Multi-Agent Orchestration Creates Context Waste Not Intelligence

Practitioners abandoning multi-agent patterns because agent switching forces context reloading, duplicated reads, and wasted tokens—for linear workflows, single-threaded context preservation outperforms orchestration complexity.

Default to single-agent for linear workflows. Only introduce multi-agent when: (1) task parallelism provides measurable benefit, (2) you can externalize coordination to observable layer (channels/state management), (3) context boundaries are explicit and necessary. Prototype and measure token consumption before committing to multi-agent architecture.
@badlogicgames: and now you know why pi doesn't have subagents built-in

Experienced engineer (libGDX creator) reports multi-agent delegation created redundant operations: context switching, file re-reading after context clears, duplicated processing. Linear feature implementation didn't need orchestration—needed single-threaded context.

Context Window Degradation Breaks Agent Loops Mid-Task

Local models in agentic workflows fail not from reasoning quality but from cache-clearing when context fills—agents enter loops instead of progressing, revealing context budget management as distinct failure mode from hallucination.

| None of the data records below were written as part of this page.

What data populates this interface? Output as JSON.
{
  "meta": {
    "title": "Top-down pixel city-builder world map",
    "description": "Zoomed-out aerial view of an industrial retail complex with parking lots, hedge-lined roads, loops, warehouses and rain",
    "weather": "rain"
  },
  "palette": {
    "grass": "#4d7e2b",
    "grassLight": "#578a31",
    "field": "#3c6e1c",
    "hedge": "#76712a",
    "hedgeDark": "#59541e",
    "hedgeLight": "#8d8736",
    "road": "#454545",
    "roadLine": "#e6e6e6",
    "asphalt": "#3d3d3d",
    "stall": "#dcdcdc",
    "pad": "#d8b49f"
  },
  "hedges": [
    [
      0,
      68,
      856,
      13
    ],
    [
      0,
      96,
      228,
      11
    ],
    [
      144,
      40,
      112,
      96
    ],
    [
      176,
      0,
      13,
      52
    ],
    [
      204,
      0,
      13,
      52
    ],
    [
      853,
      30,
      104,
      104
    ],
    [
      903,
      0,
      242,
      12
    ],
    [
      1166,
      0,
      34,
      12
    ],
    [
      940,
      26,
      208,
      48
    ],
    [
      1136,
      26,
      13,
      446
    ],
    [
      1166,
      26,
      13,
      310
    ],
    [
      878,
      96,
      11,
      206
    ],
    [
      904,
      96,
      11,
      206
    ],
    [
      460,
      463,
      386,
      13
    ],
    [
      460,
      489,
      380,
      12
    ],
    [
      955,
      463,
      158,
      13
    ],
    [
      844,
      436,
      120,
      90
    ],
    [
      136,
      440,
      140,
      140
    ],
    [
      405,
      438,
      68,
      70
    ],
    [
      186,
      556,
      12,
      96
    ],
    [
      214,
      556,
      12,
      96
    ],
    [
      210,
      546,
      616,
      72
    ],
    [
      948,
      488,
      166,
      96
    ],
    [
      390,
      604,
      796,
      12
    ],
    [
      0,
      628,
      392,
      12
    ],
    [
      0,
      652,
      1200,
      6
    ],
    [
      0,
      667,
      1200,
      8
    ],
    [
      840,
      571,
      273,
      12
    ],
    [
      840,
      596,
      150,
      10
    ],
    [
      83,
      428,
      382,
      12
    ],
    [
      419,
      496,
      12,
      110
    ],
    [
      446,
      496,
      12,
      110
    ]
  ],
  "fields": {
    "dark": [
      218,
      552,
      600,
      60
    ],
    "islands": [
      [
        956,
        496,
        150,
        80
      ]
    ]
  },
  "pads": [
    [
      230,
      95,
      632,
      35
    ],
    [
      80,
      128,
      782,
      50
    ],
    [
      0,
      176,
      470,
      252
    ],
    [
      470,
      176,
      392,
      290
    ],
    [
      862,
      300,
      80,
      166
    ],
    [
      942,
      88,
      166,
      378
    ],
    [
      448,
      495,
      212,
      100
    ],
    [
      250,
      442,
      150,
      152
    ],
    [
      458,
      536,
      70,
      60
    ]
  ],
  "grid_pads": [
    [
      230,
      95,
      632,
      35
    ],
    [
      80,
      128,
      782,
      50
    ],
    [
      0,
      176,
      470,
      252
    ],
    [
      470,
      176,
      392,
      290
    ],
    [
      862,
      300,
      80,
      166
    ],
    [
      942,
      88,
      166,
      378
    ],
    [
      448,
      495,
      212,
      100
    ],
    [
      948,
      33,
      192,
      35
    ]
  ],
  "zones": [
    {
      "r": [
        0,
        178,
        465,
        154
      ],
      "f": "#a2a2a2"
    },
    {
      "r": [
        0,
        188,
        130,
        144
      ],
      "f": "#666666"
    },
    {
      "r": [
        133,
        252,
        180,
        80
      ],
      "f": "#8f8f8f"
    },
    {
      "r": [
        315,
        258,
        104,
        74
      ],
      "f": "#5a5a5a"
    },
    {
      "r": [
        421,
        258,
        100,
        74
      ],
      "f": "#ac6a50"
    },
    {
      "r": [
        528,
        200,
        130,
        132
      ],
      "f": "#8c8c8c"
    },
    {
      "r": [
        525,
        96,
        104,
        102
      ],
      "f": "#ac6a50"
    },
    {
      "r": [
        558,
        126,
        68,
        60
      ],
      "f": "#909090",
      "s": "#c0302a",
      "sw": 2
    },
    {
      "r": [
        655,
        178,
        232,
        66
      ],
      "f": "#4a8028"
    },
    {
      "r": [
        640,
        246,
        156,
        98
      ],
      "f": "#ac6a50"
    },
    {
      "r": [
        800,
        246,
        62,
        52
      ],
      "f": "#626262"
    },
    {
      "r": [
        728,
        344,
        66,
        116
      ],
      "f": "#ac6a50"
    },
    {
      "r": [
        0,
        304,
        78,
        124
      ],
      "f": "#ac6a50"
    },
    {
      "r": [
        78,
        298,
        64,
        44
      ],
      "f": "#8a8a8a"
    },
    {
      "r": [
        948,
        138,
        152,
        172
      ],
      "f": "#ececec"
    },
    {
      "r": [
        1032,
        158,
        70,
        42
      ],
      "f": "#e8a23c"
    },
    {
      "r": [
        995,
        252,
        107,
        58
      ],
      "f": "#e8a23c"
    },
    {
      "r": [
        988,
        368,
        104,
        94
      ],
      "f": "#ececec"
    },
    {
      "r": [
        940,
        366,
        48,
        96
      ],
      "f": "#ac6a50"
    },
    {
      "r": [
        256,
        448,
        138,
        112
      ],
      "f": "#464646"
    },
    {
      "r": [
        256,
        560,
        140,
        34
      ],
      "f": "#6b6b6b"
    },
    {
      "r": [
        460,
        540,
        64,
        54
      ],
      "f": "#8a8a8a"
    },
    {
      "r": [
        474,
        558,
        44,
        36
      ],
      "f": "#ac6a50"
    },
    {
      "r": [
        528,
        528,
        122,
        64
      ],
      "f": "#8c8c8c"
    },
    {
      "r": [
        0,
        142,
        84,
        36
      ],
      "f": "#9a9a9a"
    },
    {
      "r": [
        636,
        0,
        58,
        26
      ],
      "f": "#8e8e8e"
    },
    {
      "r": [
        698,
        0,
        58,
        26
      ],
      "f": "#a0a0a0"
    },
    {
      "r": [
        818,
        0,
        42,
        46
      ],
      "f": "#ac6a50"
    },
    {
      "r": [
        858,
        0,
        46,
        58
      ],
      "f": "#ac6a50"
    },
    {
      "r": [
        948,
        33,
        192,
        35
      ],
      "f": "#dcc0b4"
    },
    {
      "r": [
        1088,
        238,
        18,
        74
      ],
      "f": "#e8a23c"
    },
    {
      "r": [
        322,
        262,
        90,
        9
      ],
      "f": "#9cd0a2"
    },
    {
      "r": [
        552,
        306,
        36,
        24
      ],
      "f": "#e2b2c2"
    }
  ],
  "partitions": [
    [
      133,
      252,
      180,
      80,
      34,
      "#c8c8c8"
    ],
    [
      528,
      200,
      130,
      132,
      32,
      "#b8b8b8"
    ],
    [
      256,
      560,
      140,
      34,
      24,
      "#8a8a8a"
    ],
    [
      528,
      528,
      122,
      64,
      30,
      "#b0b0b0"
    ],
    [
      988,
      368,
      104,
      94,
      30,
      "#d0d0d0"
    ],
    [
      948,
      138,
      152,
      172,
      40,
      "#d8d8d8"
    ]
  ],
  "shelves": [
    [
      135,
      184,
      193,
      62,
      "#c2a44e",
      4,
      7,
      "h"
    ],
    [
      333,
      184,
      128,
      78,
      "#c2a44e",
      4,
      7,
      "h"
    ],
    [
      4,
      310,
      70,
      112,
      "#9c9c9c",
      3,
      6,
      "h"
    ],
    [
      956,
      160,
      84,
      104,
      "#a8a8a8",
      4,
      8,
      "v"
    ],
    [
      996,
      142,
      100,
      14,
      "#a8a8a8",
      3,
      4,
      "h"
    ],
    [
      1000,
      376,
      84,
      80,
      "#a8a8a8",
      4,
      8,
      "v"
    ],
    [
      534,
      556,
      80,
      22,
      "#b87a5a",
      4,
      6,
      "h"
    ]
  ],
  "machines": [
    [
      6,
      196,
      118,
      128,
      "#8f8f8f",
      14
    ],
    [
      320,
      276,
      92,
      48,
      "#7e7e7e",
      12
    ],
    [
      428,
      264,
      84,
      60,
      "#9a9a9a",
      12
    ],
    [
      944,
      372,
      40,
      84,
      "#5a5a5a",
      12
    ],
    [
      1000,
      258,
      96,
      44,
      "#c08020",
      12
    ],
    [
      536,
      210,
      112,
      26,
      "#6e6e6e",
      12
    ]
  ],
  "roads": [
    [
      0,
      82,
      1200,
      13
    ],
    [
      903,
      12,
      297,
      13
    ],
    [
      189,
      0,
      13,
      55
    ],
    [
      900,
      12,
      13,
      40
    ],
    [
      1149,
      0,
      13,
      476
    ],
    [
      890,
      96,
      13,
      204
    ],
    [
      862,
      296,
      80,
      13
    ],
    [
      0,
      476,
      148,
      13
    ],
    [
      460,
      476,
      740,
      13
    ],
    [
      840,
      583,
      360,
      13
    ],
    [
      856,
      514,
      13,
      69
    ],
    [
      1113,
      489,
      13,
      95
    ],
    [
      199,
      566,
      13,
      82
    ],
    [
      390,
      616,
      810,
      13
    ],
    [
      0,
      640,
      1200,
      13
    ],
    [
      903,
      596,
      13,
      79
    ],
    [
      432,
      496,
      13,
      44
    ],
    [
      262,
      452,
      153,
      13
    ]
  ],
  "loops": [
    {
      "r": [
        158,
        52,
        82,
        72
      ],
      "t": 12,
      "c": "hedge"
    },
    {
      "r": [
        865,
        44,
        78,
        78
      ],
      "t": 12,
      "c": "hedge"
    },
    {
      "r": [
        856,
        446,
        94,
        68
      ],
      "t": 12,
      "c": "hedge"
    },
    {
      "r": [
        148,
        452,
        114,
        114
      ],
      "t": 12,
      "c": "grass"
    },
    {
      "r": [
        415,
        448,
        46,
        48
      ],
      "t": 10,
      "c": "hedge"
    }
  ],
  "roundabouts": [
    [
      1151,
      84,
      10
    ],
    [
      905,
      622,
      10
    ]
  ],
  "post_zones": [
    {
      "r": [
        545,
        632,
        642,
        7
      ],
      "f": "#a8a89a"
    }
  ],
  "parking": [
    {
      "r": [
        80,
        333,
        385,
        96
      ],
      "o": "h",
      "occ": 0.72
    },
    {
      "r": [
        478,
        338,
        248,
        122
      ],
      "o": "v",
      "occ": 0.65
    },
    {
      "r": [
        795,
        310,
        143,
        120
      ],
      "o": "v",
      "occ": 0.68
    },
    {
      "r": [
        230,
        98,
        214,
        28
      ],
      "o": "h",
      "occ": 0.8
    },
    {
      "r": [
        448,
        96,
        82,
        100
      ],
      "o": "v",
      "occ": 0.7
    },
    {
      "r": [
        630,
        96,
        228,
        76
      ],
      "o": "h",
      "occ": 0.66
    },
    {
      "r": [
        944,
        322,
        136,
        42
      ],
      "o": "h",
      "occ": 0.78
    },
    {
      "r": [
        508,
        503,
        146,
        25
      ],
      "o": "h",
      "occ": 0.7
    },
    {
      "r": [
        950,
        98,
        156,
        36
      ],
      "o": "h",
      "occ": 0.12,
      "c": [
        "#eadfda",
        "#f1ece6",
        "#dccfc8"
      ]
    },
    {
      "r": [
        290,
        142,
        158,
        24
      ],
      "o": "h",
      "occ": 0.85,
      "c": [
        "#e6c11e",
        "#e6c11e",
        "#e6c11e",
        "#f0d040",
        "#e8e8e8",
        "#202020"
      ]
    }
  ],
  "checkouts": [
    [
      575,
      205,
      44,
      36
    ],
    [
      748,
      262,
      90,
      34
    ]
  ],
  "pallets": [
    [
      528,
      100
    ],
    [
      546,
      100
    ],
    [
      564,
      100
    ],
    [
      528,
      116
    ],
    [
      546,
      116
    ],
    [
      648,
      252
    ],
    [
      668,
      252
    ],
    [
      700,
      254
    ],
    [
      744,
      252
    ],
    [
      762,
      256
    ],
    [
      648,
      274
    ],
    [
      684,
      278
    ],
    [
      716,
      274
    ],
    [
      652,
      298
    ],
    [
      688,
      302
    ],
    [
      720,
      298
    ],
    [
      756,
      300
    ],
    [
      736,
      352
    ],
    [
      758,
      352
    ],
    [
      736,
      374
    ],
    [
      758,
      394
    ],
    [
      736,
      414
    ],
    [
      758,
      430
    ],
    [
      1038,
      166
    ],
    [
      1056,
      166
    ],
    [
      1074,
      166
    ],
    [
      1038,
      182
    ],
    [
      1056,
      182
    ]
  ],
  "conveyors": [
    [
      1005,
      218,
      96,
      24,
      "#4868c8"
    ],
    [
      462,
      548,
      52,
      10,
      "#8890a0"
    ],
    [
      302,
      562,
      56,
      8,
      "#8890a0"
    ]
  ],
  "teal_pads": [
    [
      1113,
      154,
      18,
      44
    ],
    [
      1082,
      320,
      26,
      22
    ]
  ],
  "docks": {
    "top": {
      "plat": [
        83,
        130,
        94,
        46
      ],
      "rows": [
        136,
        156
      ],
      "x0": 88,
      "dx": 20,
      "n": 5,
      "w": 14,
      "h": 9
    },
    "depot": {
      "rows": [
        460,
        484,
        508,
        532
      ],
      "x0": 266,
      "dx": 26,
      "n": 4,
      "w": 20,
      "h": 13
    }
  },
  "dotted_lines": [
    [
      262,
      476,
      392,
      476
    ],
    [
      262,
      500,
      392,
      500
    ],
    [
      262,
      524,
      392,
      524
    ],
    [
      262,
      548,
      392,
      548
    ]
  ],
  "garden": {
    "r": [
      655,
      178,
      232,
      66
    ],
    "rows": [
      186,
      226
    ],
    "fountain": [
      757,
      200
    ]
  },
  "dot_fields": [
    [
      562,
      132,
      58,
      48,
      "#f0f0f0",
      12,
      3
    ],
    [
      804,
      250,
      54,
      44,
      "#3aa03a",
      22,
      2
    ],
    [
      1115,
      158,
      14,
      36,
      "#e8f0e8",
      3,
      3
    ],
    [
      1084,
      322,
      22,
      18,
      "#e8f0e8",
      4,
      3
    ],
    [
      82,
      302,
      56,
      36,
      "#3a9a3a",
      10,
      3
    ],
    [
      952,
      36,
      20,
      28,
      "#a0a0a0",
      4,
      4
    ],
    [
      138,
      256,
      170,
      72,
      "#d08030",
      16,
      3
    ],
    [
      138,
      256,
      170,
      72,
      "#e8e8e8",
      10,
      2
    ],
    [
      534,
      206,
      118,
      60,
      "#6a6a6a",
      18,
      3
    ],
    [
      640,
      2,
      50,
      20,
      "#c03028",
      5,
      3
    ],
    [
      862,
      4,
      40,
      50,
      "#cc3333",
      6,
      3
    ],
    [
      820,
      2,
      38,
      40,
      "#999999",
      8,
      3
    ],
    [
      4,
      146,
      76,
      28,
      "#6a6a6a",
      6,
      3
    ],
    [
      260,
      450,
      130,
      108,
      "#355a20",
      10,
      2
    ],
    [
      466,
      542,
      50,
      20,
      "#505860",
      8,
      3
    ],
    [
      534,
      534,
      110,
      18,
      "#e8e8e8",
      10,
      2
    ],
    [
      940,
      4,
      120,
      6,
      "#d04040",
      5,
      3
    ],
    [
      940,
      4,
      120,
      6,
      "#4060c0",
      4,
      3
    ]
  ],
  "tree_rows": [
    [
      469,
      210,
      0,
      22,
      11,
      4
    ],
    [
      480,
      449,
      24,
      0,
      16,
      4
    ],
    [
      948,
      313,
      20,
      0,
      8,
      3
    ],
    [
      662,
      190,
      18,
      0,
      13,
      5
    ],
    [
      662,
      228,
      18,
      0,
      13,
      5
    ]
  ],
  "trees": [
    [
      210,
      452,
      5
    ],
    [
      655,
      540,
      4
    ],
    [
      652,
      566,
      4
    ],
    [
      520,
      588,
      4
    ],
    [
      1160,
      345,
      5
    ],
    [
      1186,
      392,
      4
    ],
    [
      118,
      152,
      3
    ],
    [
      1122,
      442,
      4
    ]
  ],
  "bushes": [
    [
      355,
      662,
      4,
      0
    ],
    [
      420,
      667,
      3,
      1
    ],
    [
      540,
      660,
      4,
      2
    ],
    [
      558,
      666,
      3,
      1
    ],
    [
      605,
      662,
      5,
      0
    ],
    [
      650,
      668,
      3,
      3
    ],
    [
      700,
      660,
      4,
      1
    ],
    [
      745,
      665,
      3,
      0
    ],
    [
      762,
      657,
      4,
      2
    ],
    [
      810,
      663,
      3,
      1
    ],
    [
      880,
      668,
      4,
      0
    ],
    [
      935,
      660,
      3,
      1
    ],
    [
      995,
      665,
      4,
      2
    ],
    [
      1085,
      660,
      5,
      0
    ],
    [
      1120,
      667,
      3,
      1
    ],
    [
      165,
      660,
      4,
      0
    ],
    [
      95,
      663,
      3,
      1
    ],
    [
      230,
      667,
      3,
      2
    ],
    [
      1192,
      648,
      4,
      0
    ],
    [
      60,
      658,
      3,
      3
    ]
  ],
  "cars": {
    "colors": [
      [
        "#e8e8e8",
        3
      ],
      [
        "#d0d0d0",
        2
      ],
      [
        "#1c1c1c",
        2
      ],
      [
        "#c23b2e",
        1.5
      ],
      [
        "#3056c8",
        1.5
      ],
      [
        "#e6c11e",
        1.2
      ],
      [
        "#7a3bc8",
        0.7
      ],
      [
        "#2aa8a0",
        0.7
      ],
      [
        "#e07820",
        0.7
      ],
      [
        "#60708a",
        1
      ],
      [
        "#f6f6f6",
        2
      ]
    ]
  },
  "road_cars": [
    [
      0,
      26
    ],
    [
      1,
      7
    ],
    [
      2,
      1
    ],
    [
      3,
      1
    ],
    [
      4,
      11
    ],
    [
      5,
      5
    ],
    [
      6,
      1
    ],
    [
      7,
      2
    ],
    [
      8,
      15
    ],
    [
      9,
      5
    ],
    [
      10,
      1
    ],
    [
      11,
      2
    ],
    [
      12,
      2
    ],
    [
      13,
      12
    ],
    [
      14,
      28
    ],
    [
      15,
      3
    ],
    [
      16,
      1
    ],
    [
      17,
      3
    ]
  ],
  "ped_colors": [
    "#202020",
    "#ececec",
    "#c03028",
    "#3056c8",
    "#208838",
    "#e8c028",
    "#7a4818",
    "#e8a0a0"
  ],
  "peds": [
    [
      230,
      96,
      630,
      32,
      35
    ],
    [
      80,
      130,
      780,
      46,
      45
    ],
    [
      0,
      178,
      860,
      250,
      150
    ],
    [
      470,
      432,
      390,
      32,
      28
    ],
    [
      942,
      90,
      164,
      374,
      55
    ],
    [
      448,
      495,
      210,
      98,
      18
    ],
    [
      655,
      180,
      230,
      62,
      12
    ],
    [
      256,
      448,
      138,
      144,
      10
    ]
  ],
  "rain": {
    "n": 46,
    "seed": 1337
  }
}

When evaluating models for agentic work, benchmark context window behavior under extended tasks: measure whether agents complete multi-step workflows or degrade into loops as context fills. Test cache clearing behavior. Track token consumption per task completion, not just per-token pricing.
@slow_developer: glm 4.7 flash is a really underrated local model for agentic work

Practitioner testing local models found glm 4.7 doesn't hallucinate tool calls but degrades mid-task: as context fills and cache clears, agent loops instead of completing. This is context budget failure, not reasoning failure.

Agents Should Pull Context Not Receive It

Inversion-of-control pattern from software engineering applies to context: instead of harnesses pushing context to agents, agents should decide what context they need and pull it—this enables organic accumulation and better retrieval strategies across turns.

Redesign agent harnesses to expose context as queryable resources (APIs, vector stores, function libraries) rather than pre-loaded prompts. Let agents decide what context to retrieve based on their reasoning. Measure whether agents improve retrieval strategies across iterations.
@irl_danB: the first time I read about inversion-of-control early in my career

AI researcher maps inversion-of-control to agent context: current harnesses push context to agents (like hardcoded dependencies), but better pattern is agents pull what they need (like dependency injection). RLM experiments show agents build better retrieval loops when controlling their own context decisions.

Token Consumption Not Price Determines Real Cost

Per-token pricing is misleading because models consume vastly different token volumes on identical tasks—teams must benchmark actual token usage on their workload or risk 3x cost surprises despite identical sticker prices.

Before deploying a model: benchmark total token consumption (input + output) on representative tasks from YOUR workload. Track tokens-per-successful-completion, not just per-token price. Models that loop, retry, or use verbose reasoning patterns will cost more than sticker price suggests.
@charlespacker: per-token cost is a small part of the overall cost story

Context Bench leaderboard operator reports Opus 4.6 costs 3x more than 4.5 despite same per-token price—because it uses 3x tokens on code tasks. Total cost = unit price × consumption. Consumption varies by model AND task type.